The initial product will be a thin client, cloud-based application — a hybrid seed selection tool that enables a farmer to choose the best hybrids for a specific farm.
“If you came to our farm before we select seat hybrids for the year, you would see a pile of seed catalogs and test plot data and university trial results,” Drackett notes. “It’s extremely difficult to get your arms around. Visual Farms can draw on an incredible range of test plot data. They can say, ‘you’ve chosen to use hybrid X, but given your soils and your geographic location and your cultural practices, hybrid Y can give you 10% higher yield, or 8% higher yield with better grain quality, or 8% higher yield with lower moisture content at harvest.’ All of those things have economic implications.”
Beyond Seed Selection
Smarter seed selection is tremendously valuable, but there are implications beyond that. The tools will enable the farmer to create a model that he can use to maximize yields during the growing season. In effect, the farmer can virtually plant the crop before physically planting the crop. The simulations are reminiscent of computer games popular in the 1990s, simulating the development of cities, civilizations and farms, and allowing players to tinker with the conditions and observe the changing outcomes. “It’s the same thing, but it’s real, with real data and better models,” Hall suggests.
The farm will be able to project yields for 2018, and use those projections to do early budgeting and planning. Once the crop is in the ground, in April, the farmer can take measurements of actual rainfall and sunlight and so on, and tweak their models as the operation tracks the progress of the crop over the season. The farm will be able to project the cost-effectiveness of putting down extra nitrogen or a fungicide, using the AI model to make those decisions.
“Potentially,” Kim Drackett suggests, “the model could give us an alert that on field 14, which the system knows was planted with a certain seed variety on such and such date, now would be a good time to go and scout it for insects, based on the growth phase for that field.

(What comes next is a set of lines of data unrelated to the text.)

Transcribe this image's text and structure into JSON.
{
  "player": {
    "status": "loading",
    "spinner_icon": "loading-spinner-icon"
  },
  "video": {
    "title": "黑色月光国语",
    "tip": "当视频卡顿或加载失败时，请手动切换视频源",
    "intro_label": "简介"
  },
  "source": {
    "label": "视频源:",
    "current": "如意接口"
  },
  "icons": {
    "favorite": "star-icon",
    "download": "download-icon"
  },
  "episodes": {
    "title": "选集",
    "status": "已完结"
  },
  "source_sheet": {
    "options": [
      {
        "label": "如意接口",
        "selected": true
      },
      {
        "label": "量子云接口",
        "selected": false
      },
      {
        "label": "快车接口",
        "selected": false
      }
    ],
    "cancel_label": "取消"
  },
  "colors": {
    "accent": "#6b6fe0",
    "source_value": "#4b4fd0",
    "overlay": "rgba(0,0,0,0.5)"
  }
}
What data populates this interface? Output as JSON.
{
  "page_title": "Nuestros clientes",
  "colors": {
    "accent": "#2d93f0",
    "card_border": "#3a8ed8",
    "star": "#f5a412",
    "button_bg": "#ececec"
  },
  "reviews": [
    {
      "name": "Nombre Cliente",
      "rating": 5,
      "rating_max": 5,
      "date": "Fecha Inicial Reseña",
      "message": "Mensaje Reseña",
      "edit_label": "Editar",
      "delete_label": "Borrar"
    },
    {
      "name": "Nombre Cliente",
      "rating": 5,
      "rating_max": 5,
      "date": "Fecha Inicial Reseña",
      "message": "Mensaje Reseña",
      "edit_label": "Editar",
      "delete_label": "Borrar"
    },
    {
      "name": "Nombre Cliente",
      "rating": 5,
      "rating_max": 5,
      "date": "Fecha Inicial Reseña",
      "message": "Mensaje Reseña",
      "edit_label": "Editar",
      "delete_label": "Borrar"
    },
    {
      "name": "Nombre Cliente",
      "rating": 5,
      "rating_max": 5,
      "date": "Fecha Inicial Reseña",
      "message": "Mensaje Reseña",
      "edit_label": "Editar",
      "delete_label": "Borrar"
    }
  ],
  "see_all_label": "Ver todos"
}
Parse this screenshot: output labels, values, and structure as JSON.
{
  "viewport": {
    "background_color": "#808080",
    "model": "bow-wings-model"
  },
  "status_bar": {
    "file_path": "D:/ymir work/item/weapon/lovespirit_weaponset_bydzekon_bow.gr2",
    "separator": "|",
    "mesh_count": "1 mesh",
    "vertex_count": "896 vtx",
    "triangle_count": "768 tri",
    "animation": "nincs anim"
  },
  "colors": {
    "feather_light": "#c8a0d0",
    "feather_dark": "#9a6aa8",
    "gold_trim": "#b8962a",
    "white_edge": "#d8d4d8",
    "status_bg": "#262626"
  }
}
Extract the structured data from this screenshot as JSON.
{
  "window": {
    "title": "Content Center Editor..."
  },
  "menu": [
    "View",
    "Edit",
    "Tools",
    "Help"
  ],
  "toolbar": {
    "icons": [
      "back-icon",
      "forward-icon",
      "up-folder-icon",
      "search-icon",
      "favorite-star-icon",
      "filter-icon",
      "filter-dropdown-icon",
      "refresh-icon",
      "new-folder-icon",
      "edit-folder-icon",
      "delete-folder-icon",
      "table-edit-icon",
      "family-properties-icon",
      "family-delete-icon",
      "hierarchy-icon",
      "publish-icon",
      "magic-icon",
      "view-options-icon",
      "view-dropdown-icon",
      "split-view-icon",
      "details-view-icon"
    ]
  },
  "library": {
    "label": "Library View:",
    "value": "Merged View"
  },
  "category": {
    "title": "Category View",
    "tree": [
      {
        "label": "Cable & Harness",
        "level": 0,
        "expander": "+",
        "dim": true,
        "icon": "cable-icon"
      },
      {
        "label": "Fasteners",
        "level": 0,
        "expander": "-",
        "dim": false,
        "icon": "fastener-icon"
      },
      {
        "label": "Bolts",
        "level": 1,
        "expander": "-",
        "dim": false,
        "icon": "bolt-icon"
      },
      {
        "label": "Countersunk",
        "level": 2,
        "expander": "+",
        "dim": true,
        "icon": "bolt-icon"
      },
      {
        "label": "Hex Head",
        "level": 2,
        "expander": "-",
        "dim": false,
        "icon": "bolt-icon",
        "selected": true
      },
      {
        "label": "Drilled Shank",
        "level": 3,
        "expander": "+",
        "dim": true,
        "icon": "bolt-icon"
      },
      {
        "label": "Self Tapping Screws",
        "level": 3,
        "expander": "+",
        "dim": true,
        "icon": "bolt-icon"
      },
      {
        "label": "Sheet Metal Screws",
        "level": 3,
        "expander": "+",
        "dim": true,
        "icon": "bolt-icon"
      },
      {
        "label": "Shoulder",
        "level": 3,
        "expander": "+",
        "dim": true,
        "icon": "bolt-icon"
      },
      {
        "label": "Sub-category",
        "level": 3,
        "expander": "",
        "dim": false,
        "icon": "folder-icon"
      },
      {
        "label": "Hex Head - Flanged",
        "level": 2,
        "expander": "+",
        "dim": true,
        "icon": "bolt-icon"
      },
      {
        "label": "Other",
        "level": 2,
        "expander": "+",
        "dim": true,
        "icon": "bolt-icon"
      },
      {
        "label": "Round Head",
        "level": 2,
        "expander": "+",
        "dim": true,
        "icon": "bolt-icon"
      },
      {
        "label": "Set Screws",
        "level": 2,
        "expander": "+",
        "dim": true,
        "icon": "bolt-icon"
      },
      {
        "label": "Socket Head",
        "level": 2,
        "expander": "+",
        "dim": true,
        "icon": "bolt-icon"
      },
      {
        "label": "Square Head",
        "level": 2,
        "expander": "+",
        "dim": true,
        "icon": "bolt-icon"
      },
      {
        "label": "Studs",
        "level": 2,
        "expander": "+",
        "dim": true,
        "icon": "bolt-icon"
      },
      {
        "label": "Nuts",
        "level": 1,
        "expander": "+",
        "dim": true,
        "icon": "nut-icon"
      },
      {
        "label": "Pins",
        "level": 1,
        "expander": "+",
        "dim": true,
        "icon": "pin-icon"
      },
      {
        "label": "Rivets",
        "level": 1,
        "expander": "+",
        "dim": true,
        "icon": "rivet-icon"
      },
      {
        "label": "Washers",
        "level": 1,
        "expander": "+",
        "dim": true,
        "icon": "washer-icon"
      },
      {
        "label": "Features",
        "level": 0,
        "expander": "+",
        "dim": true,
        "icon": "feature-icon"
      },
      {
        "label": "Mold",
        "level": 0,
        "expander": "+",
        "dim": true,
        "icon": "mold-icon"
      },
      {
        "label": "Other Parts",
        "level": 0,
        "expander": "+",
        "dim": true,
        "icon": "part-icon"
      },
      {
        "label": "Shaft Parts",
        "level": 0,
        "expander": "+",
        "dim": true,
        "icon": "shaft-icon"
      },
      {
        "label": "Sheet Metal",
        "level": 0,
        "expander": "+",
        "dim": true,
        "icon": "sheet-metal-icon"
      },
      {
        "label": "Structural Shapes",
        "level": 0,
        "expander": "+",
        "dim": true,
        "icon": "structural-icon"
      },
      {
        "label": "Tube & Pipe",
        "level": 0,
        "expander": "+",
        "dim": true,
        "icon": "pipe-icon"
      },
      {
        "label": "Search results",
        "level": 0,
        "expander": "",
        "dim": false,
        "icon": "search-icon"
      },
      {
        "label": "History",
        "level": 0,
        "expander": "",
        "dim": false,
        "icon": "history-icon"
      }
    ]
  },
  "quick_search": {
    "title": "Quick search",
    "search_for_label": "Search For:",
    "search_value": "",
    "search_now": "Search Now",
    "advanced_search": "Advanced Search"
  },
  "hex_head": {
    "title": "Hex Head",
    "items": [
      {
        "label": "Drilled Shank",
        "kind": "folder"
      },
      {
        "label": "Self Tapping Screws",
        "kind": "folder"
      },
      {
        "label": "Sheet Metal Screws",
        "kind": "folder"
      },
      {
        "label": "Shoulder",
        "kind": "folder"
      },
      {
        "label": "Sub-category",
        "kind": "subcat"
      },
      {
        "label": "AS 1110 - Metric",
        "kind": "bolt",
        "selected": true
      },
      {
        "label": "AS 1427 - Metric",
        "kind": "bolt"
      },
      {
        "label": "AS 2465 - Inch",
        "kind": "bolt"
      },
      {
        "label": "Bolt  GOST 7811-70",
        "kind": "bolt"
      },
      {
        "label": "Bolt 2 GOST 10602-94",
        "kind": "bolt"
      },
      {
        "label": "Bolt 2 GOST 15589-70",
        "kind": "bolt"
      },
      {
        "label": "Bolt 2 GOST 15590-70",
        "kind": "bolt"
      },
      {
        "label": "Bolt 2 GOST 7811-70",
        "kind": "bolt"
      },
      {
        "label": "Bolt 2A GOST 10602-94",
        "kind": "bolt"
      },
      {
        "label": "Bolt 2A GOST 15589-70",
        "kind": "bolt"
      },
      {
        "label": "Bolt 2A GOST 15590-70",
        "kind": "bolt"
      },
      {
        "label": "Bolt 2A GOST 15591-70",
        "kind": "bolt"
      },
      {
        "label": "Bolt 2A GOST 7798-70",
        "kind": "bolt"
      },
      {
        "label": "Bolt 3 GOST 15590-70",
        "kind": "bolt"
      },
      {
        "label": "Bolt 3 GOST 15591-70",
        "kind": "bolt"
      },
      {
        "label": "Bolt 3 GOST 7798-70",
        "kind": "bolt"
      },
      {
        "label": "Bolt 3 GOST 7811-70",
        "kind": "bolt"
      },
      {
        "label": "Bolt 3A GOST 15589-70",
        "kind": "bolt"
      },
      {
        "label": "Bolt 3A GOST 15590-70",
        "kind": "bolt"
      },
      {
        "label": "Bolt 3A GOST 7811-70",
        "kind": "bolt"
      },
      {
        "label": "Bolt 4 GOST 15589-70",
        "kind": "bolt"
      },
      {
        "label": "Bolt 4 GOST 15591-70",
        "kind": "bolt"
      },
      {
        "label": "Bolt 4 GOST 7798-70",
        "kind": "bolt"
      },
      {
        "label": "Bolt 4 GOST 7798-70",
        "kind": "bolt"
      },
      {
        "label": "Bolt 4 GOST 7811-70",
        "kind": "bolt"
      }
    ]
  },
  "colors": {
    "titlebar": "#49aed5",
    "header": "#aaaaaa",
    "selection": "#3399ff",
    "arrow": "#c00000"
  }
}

Helping to target field scouting to identify problems before they become economic issues would be very significant.”
The “hairy audacious goal” for Visual Farms is to put machine learning tools on every farm in the United States. For the end user farms, however, the goal is much more pragmatic.
“Producing food and fiber with fewer land resources — fewer chemicals, less fertilizer — that’s the objective, for the human race, really,” Drackett says. “Right now all of this is a blend of art and science. We are trying to push the science farther and make it less of a guessing game.”